Elles étaient vivantes.
Des armes racines.
De nombreuses légendes parcouraient le monde à leur sujet.
La voix tremblante d'émotions, Isen regarda Le marchand.
- Simaal. Ce sont des armes racines n'est ce pas?
Simaal approuva d'un hochement de tête.
- Je croyais que...
- Une légende?
- Oui.
Simaal, d'un geste de la main invita la jeune femme à en saisir une.
- Tu plaisantes?
- Non, ce n'est pas le genre de la maison.
D'une main tremblante d'émotions, elle saisit au hasard une petite dague verte finement ciselée. Elle frissonna quand sa racine s'extirpa de son bras et se lia avec l'arme.

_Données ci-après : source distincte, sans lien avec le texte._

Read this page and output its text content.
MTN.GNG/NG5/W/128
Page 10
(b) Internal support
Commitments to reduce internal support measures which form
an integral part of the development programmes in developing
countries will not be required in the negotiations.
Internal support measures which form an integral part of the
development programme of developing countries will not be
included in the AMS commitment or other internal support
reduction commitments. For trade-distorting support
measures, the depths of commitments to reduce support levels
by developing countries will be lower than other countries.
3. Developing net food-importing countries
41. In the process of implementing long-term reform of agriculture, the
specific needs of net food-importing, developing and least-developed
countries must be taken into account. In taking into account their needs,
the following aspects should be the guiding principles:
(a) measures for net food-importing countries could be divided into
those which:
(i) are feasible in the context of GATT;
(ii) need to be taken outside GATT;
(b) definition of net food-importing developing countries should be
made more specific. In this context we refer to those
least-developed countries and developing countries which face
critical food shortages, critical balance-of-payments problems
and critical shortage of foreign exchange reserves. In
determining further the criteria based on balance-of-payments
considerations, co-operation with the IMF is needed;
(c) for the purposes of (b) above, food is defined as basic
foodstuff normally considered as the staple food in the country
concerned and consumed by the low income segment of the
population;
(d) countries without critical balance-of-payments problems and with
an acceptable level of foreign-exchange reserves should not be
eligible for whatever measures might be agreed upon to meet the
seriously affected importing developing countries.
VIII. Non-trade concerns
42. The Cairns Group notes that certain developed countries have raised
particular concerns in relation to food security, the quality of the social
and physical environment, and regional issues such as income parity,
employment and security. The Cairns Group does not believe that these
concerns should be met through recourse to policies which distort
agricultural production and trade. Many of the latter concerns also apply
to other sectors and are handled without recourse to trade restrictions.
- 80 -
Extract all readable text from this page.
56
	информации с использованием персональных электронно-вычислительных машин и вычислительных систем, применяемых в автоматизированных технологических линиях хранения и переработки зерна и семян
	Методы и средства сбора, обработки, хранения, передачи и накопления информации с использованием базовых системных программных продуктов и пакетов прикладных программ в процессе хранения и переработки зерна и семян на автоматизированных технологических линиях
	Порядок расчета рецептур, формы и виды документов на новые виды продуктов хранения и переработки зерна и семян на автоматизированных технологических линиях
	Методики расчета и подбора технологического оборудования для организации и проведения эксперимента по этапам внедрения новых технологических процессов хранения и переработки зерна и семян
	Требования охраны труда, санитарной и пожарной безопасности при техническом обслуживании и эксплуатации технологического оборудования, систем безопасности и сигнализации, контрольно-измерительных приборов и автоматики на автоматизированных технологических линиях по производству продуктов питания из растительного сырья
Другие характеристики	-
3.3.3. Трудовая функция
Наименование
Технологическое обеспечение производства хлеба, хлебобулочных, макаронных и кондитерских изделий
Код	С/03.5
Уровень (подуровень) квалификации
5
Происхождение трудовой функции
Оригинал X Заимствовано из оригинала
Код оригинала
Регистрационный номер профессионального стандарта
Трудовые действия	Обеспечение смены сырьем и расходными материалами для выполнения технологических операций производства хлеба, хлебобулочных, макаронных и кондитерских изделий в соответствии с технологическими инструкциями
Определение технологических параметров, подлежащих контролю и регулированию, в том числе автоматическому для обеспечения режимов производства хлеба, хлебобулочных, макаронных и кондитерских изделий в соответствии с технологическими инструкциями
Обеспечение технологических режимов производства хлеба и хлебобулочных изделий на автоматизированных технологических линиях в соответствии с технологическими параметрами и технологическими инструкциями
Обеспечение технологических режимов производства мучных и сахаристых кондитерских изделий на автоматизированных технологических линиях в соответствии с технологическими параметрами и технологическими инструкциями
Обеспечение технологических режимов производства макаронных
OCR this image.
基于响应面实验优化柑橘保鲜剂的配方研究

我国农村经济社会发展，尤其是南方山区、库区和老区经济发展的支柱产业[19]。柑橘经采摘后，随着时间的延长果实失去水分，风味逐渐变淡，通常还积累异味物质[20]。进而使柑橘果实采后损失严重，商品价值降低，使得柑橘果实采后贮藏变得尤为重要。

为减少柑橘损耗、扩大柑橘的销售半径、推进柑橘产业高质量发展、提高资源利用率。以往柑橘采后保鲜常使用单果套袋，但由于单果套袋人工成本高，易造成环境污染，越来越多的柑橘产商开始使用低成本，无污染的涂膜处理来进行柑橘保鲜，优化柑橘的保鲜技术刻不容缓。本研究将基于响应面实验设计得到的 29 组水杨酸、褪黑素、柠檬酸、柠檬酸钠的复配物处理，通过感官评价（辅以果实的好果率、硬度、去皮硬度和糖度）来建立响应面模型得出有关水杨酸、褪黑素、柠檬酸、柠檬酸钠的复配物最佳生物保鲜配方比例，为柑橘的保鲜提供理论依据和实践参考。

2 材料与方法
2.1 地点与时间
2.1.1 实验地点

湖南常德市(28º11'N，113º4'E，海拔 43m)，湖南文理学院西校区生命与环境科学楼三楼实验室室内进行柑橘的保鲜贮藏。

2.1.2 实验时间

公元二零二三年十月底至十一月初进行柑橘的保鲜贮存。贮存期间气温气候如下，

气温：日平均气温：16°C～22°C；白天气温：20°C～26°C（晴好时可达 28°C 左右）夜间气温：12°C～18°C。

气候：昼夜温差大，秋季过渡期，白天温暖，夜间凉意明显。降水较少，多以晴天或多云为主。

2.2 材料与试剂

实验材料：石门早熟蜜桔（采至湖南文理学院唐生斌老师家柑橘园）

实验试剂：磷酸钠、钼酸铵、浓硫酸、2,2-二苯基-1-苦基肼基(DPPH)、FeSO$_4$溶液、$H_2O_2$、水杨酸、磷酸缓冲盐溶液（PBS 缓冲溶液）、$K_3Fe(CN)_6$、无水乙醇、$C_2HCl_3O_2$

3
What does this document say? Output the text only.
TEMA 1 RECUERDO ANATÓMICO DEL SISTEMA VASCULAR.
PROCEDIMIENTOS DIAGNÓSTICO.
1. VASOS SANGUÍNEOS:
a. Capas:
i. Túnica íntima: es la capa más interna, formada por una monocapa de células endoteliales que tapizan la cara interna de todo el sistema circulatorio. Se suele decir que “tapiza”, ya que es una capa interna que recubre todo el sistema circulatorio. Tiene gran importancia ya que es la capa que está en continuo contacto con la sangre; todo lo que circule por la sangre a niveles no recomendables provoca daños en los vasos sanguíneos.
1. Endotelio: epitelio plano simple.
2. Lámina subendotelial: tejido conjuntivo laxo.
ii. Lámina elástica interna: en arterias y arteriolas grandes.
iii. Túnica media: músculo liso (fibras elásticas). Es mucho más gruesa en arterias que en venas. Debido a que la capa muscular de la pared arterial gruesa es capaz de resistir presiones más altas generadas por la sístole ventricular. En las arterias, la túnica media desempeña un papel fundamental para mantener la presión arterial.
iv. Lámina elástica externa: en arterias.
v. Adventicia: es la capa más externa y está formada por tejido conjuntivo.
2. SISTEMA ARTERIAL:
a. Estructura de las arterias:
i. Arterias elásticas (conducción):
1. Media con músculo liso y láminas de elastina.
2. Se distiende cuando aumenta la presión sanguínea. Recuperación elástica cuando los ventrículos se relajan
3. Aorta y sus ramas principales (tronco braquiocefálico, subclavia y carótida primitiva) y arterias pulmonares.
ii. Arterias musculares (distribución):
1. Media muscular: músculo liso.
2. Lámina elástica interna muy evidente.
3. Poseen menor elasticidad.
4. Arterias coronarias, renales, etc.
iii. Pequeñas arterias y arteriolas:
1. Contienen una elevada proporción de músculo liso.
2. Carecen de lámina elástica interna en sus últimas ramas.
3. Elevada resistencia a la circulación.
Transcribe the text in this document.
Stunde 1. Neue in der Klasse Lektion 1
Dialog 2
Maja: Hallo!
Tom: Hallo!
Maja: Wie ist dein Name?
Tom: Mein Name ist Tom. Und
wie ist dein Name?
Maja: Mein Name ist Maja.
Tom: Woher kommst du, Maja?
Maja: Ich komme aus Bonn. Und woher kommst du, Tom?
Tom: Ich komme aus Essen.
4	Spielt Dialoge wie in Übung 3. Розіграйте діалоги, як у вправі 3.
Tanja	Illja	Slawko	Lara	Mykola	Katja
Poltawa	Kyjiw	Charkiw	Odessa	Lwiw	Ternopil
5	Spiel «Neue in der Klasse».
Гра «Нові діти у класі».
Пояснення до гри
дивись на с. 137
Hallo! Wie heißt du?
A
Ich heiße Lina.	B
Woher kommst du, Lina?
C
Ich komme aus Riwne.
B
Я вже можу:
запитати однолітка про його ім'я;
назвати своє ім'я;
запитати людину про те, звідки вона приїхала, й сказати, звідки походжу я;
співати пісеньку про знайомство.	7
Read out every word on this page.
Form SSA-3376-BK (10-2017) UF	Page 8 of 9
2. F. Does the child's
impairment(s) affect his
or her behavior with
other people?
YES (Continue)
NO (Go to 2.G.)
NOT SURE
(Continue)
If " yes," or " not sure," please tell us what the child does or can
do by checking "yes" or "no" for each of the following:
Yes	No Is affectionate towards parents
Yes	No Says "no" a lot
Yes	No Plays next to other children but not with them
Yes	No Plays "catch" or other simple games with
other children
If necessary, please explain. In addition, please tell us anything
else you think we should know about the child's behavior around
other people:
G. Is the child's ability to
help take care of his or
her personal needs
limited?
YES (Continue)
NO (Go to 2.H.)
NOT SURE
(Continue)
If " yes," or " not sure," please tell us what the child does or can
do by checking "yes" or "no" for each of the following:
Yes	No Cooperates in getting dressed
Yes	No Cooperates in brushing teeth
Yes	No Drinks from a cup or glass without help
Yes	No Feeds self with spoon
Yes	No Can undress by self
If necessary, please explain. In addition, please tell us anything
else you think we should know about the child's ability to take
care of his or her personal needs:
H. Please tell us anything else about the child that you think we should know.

Des images défilèrent dans son esprit, ainsi elle lisait la vie de la dague.
- C'est. Elle hésita. C'est incroyable.
- Elle s'appelle Yrsole.
- Je sais Simaal. Elle vient de me le dire.
Isen manipula la dague. Elle sentit la puissance et la bienveillance de l'arme.
Le marchand s'approcha de la jeune femme et posa respectueusement une main sur son épaule.
Il chuchota comme on murmure un secret.
- Je te connais depuis que tu es toute petite. Je sais que tu pars bientôt et ceci est mon cadeau.
Isen recula d'un pas et tendit la lame vers le marchand.
- Je ne peux pas accepter Simaal!
- Ce n'est pas toi qui décide, c'est elle et Yrsole t'a choisi.
Isen baissa la tête. La lame racine vibrait.
- Merci Simaal! Je n'oublierai jamais ce cadeau.
Le vieil homme sourit.
- Un jour tu oublieras mais ne t'inquiètes pas, c'est ainsi. Le temps efface tout à l'exception d'une chose.
Isen s'amusa des paroles de Simaal.
- Laquelle?
- Les rides. Il ne fait que les creuser.
Il plissa les yeux déclenchant l'apparition d'une vaguelette de ridules au coin de chaque œil.
Isen sourit. Elle détacha l'arme de son bras et la rangea dans sa besace.
- Nous nous ne reverrons pas avant un long temps jeune Isen.
- Je ne t'oublierais pas Simaal. Je t'en fais la promesse.
Simaal, respectueusement, s'inclina devant son amie.
La jeune femme sortit et rejoignit les ruelles d'Utfeld. La cité, peu à peu, retrouvait sa quiétude habituelle. Les étals et boutiques éphémères disparaissaient sans un bruit. Les derniers badauds ivres d'alcools exotiques titubaient et tentaient avec ténacité mais sans succès de garder une certaine dignité.
Sur le chemin du retour vers sa maison, Isen pensait à Sygwyn. Elle lui avait parlé peut-être pour la dernière fois et leur conversation avait été d'une banalité désolante. Elle s'en voulait.
Sa maison fut vite en vue. Tout semblait paisible, une faible lueur dansait à l'intérieur, le feu s'endormait tranquillement dans la cheminée. Elle grimpa le long de la gouttière pour regagner sa chambre. La fenêtre était fermée. Elle laissa sa racine s'introduire par les interstices du bois et les battants s'ouvrirent en couinant.
Elle ne se déshabilla pas et s'endormit à peine sa tête posée sur l'oreiller. Une main posée sur sa besace qui contenait Ysolde.